Twenty-seven girls and thirty-two males, ages thirty to eighty-six, made up the study sample. They were asked to rate how unpleasant each level of pain felt and to report when applied heat reached just-noticeable, weak, and moderate pain levels. Using fMRI imaging, researchers were able to see DPMS activity that matched each participant’s unique pain response.

“There are different brain regions involved in those distinctions between perception of pain intensity and unpleasantness, so we thought it was important to look at both and see how those brain regions are recruited during pain,” said Failla, also an investigator in the Center for Healthy Aging, Self-Management and Complex Care in Ohio State’s College of Nursing.

The pain modulatory system in certain brain regions did, according to the findings, reveal a gender-by-age difference: Men’s DPMS response at the moderate pain level grew with age, whereas women’s DPMS response decreased with age. It is assumed that a diminished brain response translates into a diminished capacity to use our own physiological processes to lessen our pain.

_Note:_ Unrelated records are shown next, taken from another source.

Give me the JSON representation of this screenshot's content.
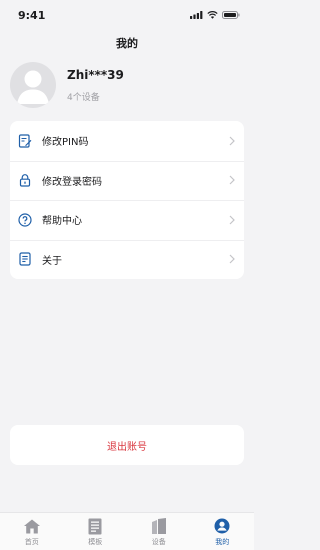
{
  "status_bar": {
    "time": "9:41"
  },
  "header": {
    "title": "我的"
  },
  "profile": {
    "username": "Zhi***39",
    "device_count": "4个设备"
  },
  "menu": {
    "items": [
      {
        "label": "修改PIN码",
        "icon": "edit-document-icon"
      },
      {
        "label": "修改登录密码",
        "icon": "lock-icon"
      },
      {
        "label": "帮助中心",
        "icon": "help-icon"
      },
      {
        "label": "关于",
        "icon": "info-document-icon"
      }
    ]
  },
  "logout": {
    "label": "退出账号"
  },
  "tabs": [
    {
      "label": "首页",
      "icon": "home-icon",
      "active": false
    },
    {
      "label": "模板",
      "icon": "template-icon",
      "active": false
    },
    {
      "label": "设备",
      "icon": "device-icon",
      "active": false
    },
    {
      "label": "我的",
      "icon": "profile-icon",
      "active": true
    }
  ],
  "colors": {
    "accent": "#1f5fa8",
    "danger": "#d9363e",
    "background": "#f3f3f5"
  }
}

Presumed is a keyword here: although the DPMS is thought to play a major role in pain sensitivity and tolerance, its precise mechanism and the way an intact vs dysfunctional system appears on scans are still being worked out by researchers.

“We don’t know exactly what is an optimum DPMS response,” Failla said. “Are we seeing it activated to catch up with your pain, or is it already working, meaning the pain could have been worse?”

In the course of their ongoing research, the scientists will be examining brain activity in individuals with dementia and autism who might find it difficult to express the pain they are experiencing.

More understanding of the brain’s function in pain perception will increase the likelihood of more efficient pain treatment, according to Failla.

“Pain is such an individual experience. In science we’re moving toward individual factors that can influence pain specifically and what makes it different for each person,” she said. “This could then identify a mechanism we can target, or even just give us a better understanding that there are different levels of innate abilities to modulate pain.”